The analysis of 20-year cause-specific survival from the time of diagnosis suggests a small, but measurable, long-term risk for mortality secondary to tumor recurrence, dissemination, or subsequent malignancy. Although the survival estimates improve with time, there are cancer-related deaths occurring more than 10 years after treatment. This implies that adverse oncologic events can happen well after the initial tumor has been addressed and potentially forgotten. While the SEER data do capture the sequence of primary tumors in patients with more than one primary, they do not distinguish death attributable to dissemination or recurrence of the primary tumor from development of a lethal secondary malignancy. Previous research showed that childhood survivors of osteosarcoma and Ewing’s sarcoma have increased subsequent risk of having an additional primary cancer develop , and this is likely contributory to the remote cause-specific mortality reflected in our data. Further evidence for late mortality after a pediatric malignancy attributable to recurrence or spread of the primary cancer, subsequent malignancy, or treatment-related complications has been reported [1, 2, 26, 28], and our data support this concern.
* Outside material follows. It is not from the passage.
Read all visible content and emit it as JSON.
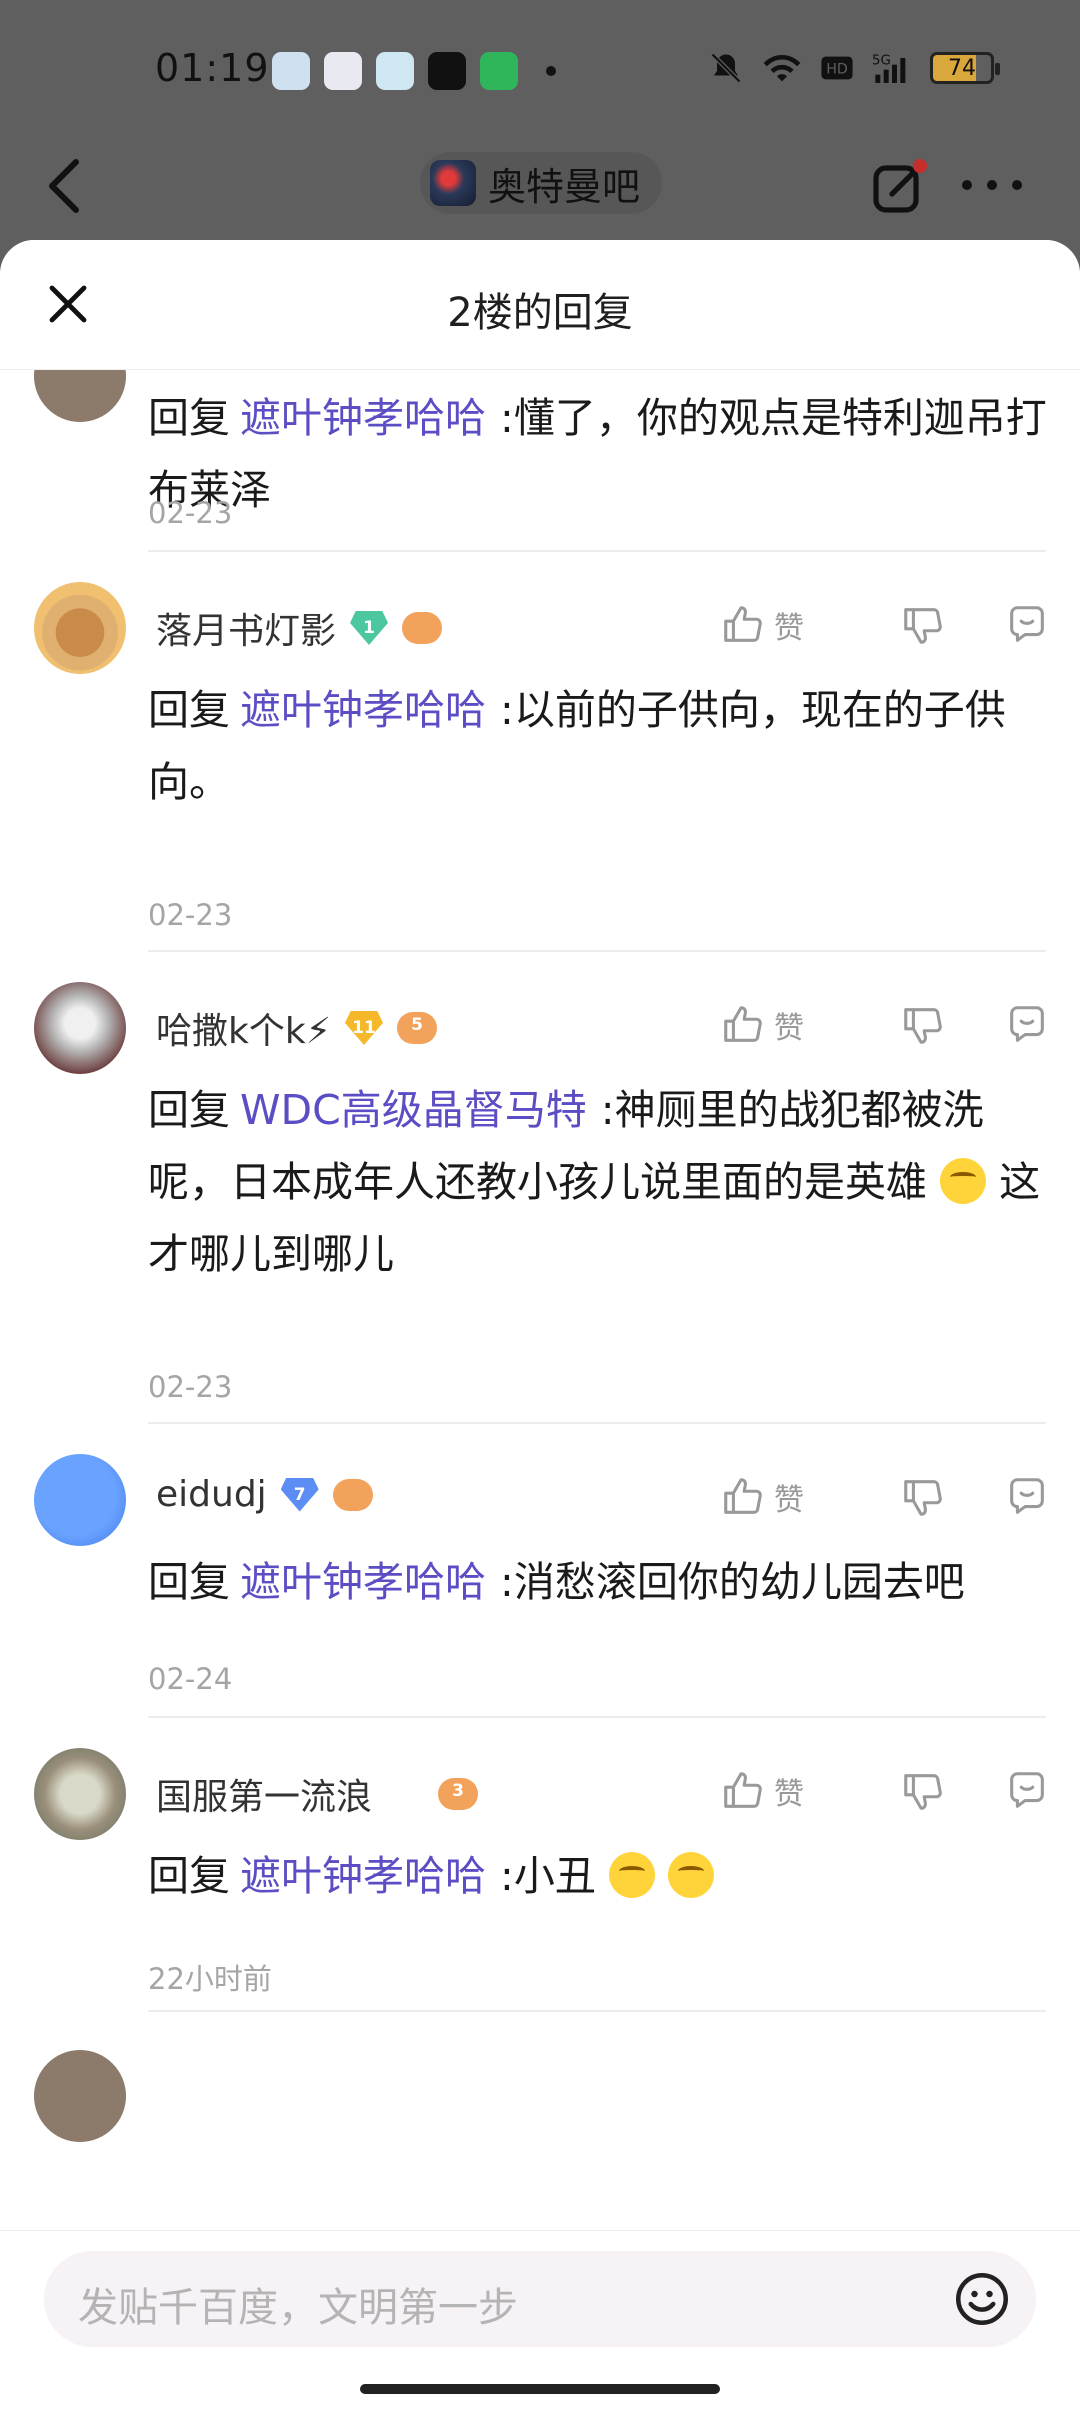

We also question the nebulous concept of cancer cure after treatment. Because most of the commonly reported survival estimates are described as 5-year survival, there is a temptation on the part of the patient and provider to assume that the cancer is cured if an individual survives for 5 years after diagnosis. Our investigation clearly showed that this is not the case. The survival rates in our cohort improved with time, but not to the point where cancer cause-specific mortality was negated. Previous studies have recommended lifelong surveillance for patients with osteosarcoma and Ewing’s sarcoma to monitor for late dissemination, recurrence, and secondary malignancy [2, 26, 28]. More specifically, the National Comprehensive Cancer Network recommends clinical and radiographic followups for patients with osteosarcoma every 3 months for Years 1 and 2, every 4 months for Year 3, every 6 months for Years 4 and 5, and annually thereafter . Given the positive changes in risk profile with each year of survival in combination with a definable risk of long-term adverse events, our data support these recommendations of gradually extending the time between evaluations yet monitoring patients for life.
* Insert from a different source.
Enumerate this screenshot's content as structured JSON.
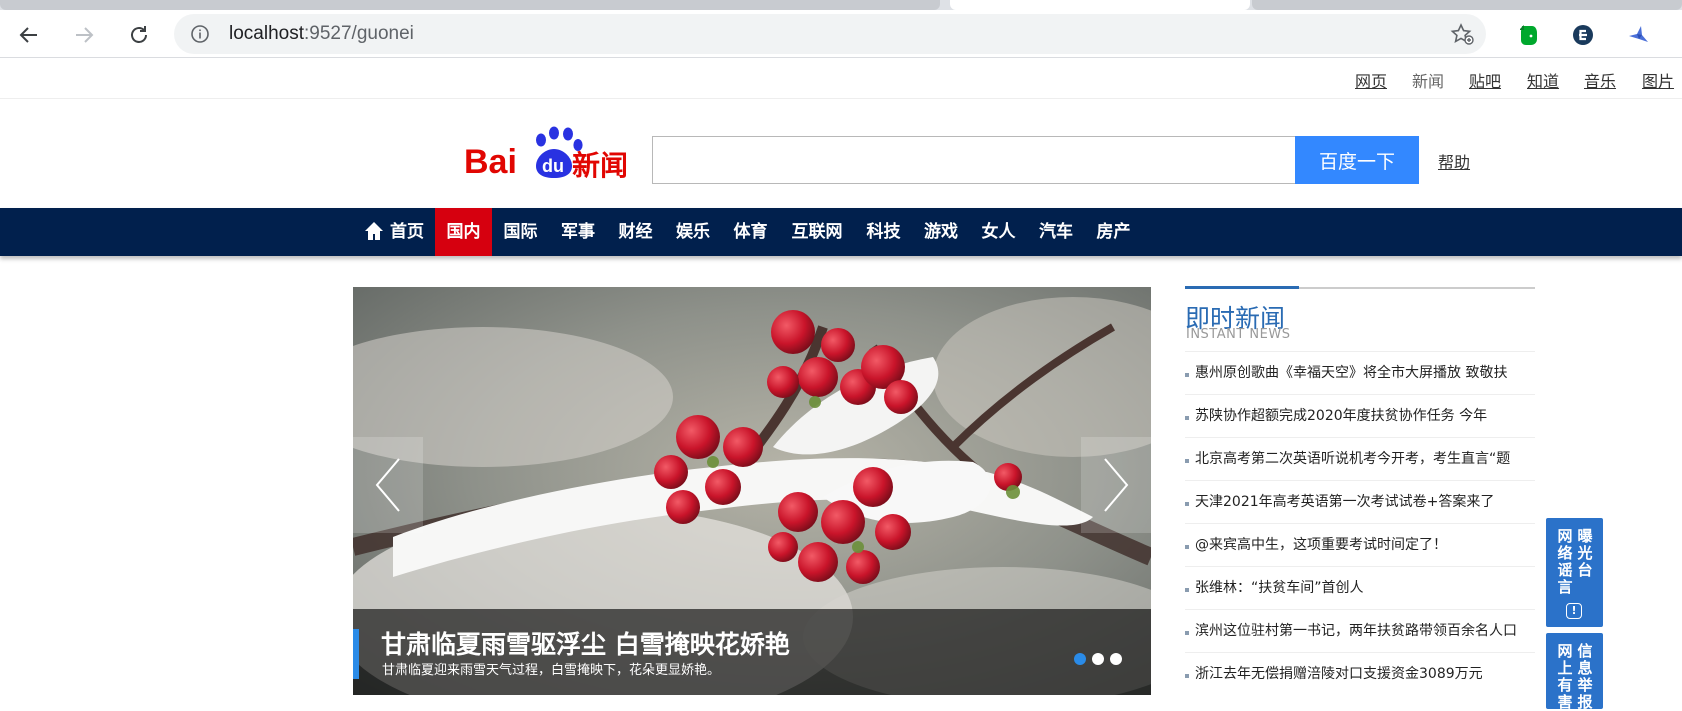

A final use of this investigation is as a tool for patient counseling. The 5-year survival estimates change with time, and clinicians may use these data to explain to patients the continual improvement in their prognosis, tempered with the definite need for continued monitoring. Previous investigations have shown that disclosing solid data, such as a numerical prognosis, is preferred by patients and often will instill hope, even when the prognosis is dismal [18, 19]. Because revision of the baseline 5-year survival results in a more optimistic and encouraging prognostic estimate in osteosarcoma and Ewing’s sarcoma, the use of the most applicable conditional survival estimates are likely to be appreciated and welcomed by patients and their families.
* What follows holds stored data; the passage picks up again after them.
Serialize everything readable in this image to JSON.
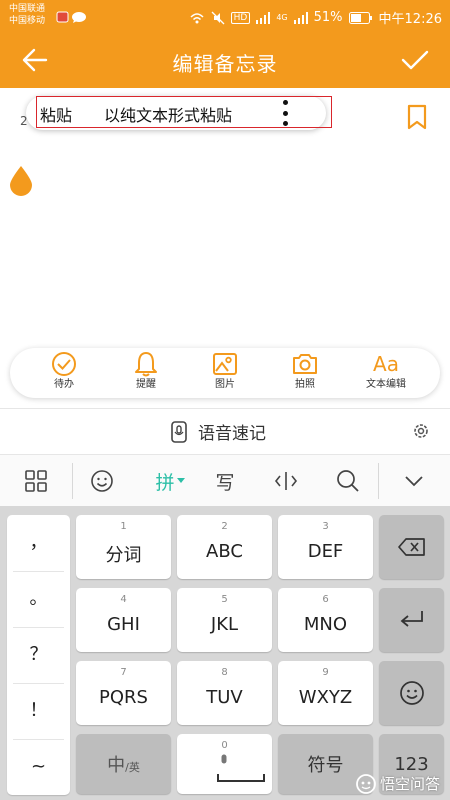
{
  "status_bar": {
    "carrier_1": "中国联通",
    "carrier_2": "中国移动",
    "hd_label": "HD",
    "net_label": "4G",
    "battery": "51%",
    "time": "中午12:26"
  },
  "header": {
    "title": "编辑备忘录"
  },
  "editor": {
    "caret_text": "2",
    "popup": {
      "paste_label": "粘贴",
      "paste_plain_label": "以纯文本形式粘贴"
    }
  },
  "note_toolbar": {
    "items": [
      {
        "label": "待办",
        "icon": "checkmark-circle-icon"
      },
      {
        "label": "提醒",
        "icon": "bell-icon"
      },
      {
        "label": "图片",
        "icon": "image-icon"
      },
      {
        "label": "拍照",
        "icon": "camera-icon"
      },
      {
        "label": "文本编辑",
        "icon": "text-format-icon",
        "glyph": "Aa"
      }
    ]
  },
  "voice": {
    "label": "语音速记"
  },
  "ime_toolbar": {
    "pinyin_label": "拼",
    "handwrite_label": "写"
  },
  "keyboard": {
    "punctuation": [
      "，",
      "。",
      "？",
      "！",
      "~"
    ],
    "keys": [
      {
        "num": "1",
        "label": "分词"
      },
      {
        "num": "2",
        "label": "ABC"
      },
      {
        "num": "3",
        "label": "DEF"
      },
      {
        "num": "4",
        "label": "GHI"
      },
      {
        "num": "5",
        "label": "JKL"
      },
      {
        "num": "6",
        "label": "MNO"
      },
      {
        "num": "7",
        "label": "PQRS"
      },
      {
        "num": "8",
        "label": "TUV"
      },
      {
        "num": "9",
        "label": "WXYZ"
      }
    ],
    "lang_main": "中",
    "lang_sub": "/英",
    "space_num": "0",
    "symbols_label": "符号",
    "numbers_label": "123"
  },
  "watermark": {
    "text": "悟空问答"
  },
  "colors": {
    "brand": "#f39a1d",
    "pinyin_accent": "#2cbfa7",
    "annotation_box": "#d9262c"
  }
}
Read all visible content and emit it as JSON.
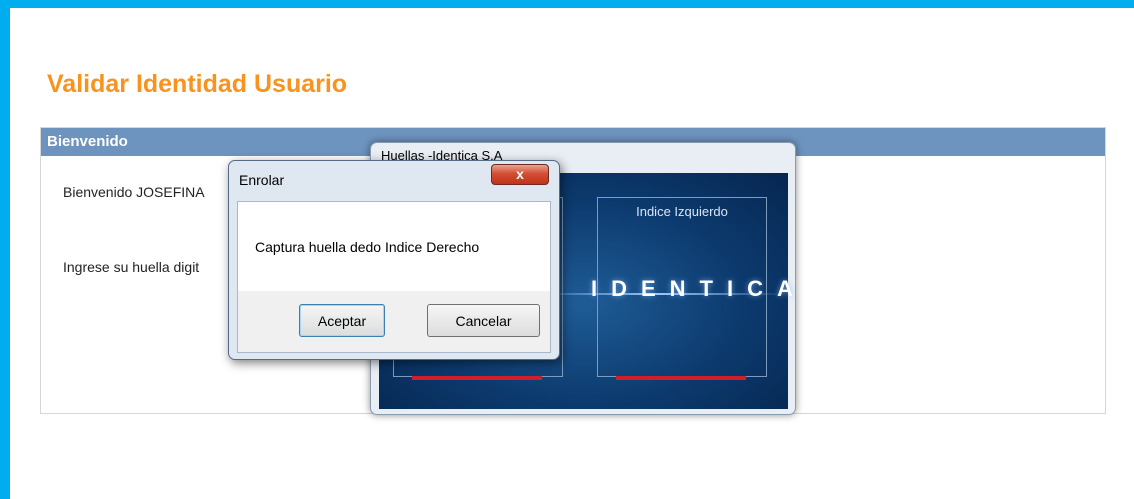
{
  "page": {
    "title": "Validar Identidad Usuario"
  },
  "panel": {
    "header": "Bienvenido",
    "welcome": "Bienvenido JOSEFINA",
    "prompt": "Ingrese su huella digit"
  },
  "huellas_window": {
    "title": "Huellas -Identica S.A",
    "right_label": "Indice Izquierdo",
    "brand": "IDENTICA"
  },
  "dialog": {
    "title": "Enrolar",
    "close_label": "x",
    "message": "Captura huella dedo Indice Derecho",
    "accept_label": "Aceptar",
    "cancel_label": "Cancelar"
  },
  "colors": {
    "frame": "#00aeef",
    "title": "#f7931e",
    "panel_header": "#6d93bf",
    "close_button": "#c2321c",
    "capture_bar": "#d11f2a"
  }
}
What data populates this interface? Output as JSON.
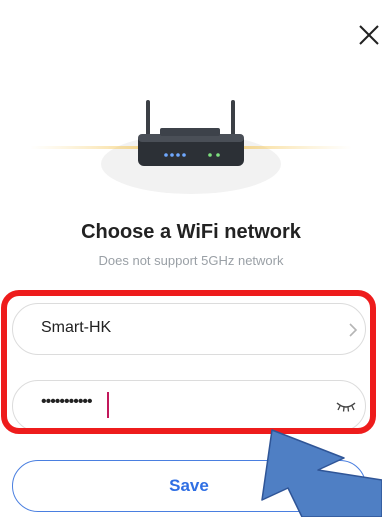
{
  "header": {
    "close_icon": "close-icon"
  },
  "illustration": {
    "icon": "router-icon"
  },
  "title": "Choose a WiFi network",
  "subtitle": "Does not support 5GHz network",
  "network_field": {
    "value": "Smart-HK",
    "icon": "chevron-right-icon"
  },
  "password_field": {
    "masked_value": "•••••••••••",
    "icon": "eye-closed-icon"
  },
  "save_button": {
    "label": "Save"
  },
  "colors": {
    "accent": "#2f6fe4",
    "highlight": "#ee1c1c",
    "caret": "#c2185b",
    "pointer_arrow": "#4f7fc4"
  }
}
We found that the conditional survival of patients with osteosarcoma and Ewing’s sarcoma changes favorably as individuals survive past their initial treatments. Patients make substantial improvements in prognosis nearly every year but continue to be at risk for mortality related to cancer even after more than 10 years of survival. Our findings support the need for lifelong surveillance of these patients and supply a clinical tool that may be helpful in counseling short- and long-term survivors of childhood osteosarcoma and Ewing’s sarcoma.